Che si fosse trattato dei resti dell'antica Cappella dedicata a S. Anna? Che la Santa abbia ora voluto sottrarre ad uso profano ciò che un tempo era stato consacrato alla sua venerazione? Per Nicolazic è un nuovo motivo di fiducia e di speranza.


Ma la fama delle folle che sempre più numerose si recano a vedere la statua ritrovata arriva a Pluneret, sede dell'incredulo Rettore. Il quale, in preda ad ira violenta, manda sul posto il suo Vicario, disposto non meno del suo Superiore a porre fine a quella che considera una commedia superstiziosa.

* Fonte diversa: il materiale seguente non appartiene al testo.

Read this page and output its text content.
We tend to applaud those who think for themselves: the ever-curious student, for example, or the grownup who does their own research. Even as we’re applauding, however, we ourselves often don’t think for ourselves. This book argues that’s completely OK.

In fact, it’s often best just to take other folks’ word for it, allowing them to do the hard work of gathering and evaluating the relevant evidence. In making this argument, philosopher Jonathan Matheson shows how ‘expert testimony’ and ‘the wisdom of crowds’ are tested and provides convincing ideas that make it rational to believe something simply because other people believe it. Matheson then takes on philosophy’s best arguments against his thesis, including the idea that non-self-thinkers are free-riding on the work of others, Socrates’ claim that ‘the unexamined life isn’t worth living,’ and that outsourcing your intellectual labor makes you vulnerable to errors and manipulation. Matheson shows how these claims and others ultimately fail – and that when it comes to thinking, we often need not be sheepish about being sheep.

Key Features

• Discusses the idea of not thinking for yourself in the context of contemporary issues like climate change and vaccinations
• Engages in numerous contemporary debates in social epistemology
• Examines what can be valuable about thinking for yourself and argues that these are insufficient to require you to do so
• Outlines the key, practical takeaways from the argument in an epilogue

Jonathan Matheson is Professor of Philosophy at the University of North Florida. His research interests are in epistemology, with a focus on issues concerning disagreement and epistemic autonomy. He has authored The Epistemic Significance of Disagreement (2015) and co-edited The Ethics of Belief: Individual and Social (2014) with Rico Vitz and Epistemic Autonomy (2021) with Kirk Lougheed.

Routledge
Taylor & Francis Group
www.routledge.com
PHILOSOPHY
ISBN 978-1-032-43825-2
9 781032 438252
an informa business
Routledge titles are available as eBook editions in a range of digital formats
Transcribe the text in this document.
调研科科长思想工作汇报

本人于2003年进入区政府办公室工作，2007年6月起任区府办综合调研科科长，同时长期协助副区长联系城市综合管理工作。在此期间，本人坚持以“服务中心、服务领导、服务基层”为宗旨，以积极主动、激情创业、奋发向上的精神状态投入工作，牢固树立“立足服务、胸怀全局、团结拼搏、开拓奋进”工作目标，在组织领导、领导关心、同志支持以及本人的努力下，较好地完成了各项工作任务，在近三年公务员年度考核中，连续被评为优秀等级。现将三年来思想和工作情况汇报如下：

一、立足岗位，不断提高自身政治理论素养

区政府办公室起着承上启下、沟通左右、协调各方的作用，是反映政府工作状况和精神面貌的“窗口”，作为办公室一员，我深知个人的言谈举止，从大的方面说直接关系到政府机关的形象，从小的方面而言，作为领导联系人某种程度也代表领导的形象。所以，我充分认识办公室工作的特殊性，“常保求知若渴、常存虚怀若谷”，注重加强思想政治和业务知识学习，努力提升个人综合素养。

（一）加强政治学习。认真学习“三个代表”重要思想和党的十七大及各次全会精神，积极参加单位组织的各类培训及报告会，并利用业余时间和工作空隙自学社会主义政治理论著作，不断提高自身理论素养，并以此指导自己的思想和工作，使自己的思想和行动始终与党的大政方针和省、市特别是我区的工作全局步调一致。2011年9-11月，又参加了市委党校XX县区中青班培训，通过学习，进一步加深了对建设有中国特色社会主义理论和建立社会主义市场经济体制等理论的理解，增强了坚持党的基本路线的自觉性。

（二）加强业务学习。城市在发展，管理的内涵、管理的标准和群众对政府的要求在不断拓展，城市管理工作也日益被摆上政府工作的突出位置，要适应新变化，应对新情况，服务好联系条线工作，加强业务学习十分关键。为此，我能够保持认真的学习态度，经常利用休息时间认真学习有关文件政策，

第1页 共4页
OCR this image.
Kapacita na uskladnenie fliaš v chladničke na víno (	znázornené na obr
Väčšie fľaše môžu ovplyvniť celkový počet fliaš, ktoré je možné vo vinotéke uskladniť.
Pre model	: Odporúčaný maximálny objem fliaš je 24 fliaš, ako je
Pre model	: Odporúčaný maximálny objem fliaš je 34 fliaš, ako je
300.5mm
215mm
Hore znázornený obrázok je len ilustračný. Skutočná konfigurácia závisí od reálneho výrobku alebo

Piomba quindi diritto sulla statua che era stata collocata in posizione più elevata, e la ributta nel fosso dal quale era stata tratta; rovescia poi lo sgabello sul quale è posato un piatto di stagno, destinato a raccogliere le offerte per la futura Cappella e manda anche questo per aria. E con aspri rimproveri a tutti, particolarmente a Nicolazic, che considera il principale responsabile del "disordine" si allontana pronunziando minacce. Ma il giorno seguente il numero dei pellegrini è raddoppiato...


"...verrà l'ora in cui si avvererà ciò che ti ho detto...": Si rende ormai necessario l'intervento dell'autorità episcopale. Il Vescovo che ha sede a Vannes, fa chiamare Nicolazic e lo interroga severamente; Nicolazic risponde servendosi, come interprete, del fratello Pietro, poiché egli non parla e non capisce che il dialetto locale. Sono presenti alcuni Padri Cappuccini.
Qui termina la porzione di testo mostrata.